10 Rules for Effective Web Site Design
I'm working with an internal customer helping her get a site redesign done. She asked me what some of my favorite sites we're and why. I don't know that enumerating that list here would be very interesting, but maybe starting some discussion about why I liked those sites would be. I've come up with this list of ten rules for effective web site designs. I'd love to hear your feedback.
- Make it obvious what I can do with your site and how to do it. The more you hide things or make it difficult to find them, the worse. Underline your links and use standard colors for links; it's what users expect from using other web sites.
- Do have site specific searches and make them a highly visible feature. Most folks find your content through searching rather than navigating.
- Think of menus as tables of content, not indices. Most people navigate by searching more than they do by menus, at least -- initially. Do use breadcrumb navigation when possible.
- Do support text-only navigation. For example, its seldom -- if ever -- appropriate in my view to have Flash or JavaScript be the only way somebody can navigate your site.
- Do use an appropriate medium for the message: I wouldn't use Flash to provide a list of addresses for Border's stores because it's a list. I would use flash to provide a clickable map of Border's stores.
- Use the golden formulas:
- A picture better we worth more than a hundred words, because each picture "costs" more to send to send than one-hundred words on both sides of the exchange.
- Six to ten units of content support one unit of design. Using a cake analogy: A two-pound cake (32 ounces) "tastes" best with three or four ounces of frosting on it. Too little frosting and it becomes bland and dry. Too much frosting and it becomes well... not frosted cake, but frosting with cake.
- You've got ten seconds per unit of user motivation. Casual users will make a judgment about your site in ten seconds. You buy yourself ten more seconds if you show them that you might have what they want; you get 20 seconds if they know you have what the want or need; assume you never get more than 60 seconds of attention from the user in any case.

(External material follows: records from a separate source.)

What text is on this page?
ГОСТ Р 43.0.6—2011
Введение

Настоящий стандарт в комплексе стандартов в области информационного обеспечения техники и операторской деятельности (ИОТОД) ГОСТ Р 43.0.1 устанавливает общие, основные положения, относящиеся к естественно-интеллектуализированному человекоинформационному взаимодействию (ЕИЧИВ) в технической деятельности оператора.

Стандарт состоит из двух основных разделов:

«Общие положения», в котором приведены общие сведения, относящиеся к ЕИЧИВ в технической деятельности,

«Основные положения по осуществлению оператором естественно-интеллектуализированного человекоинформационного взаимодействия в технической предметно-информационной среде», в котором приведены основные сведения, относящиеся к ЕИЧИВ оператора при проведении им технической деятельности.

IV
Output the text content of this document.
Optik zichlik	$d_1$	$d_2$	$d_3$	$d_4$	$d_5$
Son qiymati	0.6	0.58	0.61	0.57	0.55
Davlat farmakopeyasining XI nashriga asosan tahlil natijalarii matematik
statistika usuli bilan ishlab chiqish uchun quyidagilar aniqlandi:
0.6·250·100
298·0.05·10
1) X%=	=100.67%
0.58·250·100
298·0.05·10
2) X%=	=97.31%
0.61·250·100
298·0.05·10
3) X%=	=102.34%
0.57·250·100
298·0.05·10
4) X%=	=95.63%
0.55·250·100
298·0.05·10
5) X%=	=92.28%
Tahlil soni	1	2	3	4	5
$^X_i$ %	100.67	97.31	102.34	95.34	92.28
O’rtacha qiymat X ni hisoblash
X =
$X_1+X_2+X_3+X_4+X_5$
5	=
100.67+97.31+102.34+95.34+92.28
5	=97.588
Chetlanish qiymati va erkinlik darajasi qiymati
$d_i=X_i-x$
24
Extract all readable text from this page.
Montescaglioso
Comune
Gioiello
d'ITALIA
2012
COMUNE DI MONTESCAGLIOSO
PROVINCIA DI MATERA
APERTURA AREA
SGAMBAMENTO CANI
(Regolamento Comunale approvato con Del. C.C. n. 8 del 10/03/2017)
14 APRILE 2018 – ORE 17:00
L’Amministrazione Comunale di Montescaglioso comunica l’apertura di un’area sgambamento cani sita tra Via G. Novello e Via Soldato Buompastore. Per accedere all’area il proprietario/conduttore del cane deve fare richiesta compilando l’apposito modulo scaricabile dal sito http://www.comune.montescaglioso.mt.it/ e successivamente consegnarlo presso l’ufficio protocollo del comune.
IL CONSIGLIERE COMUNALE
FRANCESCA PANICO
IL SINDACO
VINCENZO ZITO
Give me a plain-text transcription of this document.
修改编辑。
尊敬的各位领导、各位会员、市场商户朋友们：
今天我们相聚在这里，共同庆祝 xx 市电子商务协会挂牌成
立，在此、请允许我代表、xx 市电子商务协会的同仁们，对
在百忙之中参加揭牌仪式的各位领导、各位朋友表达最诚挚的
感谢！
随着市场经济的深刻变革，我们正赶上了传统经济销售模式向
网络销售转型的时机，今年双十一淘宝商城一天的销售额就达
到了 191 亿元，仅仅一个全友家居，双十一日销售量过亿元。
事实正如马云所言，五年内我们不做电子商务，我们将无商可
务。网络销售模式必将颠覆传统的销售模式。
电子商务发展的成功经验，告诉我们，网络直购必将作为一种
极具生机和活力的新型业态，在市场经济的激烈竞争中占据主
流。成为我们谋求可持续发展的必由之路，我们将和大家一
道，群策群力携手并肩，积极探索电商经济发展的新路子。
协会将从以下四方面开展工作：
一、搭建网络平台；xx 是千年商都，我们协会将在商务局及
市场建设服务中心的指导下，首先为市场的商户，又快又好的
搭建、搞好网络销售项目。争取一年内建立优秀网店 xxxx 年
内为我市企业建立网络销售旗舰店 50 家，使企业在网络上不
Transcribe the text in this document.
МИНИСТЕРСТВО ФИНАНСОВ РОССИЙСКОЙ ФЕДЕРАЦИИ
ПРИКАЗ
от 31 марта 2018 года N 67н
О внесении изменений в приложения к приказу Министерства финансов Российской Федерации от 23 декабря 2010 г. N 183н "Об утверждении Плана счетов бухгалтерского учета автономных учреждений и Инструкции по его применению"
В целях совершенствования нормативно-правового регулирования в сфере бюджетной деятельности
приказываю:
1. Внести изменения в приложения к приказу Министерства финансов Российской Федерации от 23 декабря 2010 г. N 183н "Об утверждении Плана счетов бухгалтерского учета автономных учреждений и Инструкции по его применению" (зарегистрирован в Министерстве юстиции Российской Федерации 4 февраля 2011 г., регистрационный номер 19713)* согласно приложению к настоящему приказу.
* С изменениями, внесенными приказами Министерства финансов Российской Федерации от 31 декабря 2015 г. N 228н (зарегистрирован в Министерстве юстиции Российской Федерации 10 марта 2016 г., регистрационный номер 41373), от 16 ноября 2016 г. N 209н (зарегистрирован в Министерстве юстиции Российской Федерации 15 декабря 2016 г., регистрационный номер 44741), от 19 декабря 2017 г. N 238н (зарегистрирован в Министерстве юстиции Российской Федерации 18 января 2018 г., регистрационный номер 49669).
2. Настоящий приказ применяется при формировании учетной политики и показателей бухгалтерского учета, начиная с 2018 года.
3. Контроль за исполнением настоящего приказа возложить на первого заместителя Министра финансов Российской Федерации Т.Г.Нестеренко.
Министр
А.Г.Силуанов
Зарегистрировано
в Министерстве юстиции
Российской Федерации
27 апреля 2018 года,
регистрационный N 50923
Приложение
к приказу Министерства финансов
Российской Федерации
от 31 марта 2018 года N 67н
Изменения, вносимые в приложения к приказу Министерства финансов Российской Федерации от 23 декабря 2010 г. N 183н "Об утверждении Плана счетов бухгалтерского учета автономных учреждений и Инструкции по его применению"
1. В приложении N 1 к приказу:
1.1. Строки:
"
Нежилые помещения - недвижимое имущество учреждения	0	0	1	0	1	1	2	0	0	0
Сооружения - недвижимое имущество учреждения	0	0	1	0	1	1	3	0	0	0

- Use and try, as best possible, to conform to standards. Use CSS instead of <FONT> tags, validate your pages, etc.
- Do make effective use of Meta Tags and don't be shy about them: Use keywords, content, location and link.
- Do separate content from markup where possible. This is hard with HTML today because its strictly a mark-up language. The key thing here (today at least) is to use CSS effectively rather than trying to make HTML do all of the work you want.
- Do design for repurposing. For the next few years, its likely that most people will consume content with a Web Browser of some sort. Technologies like XML and RSS and mythologies like the Semantic Web will likely degrade that over time.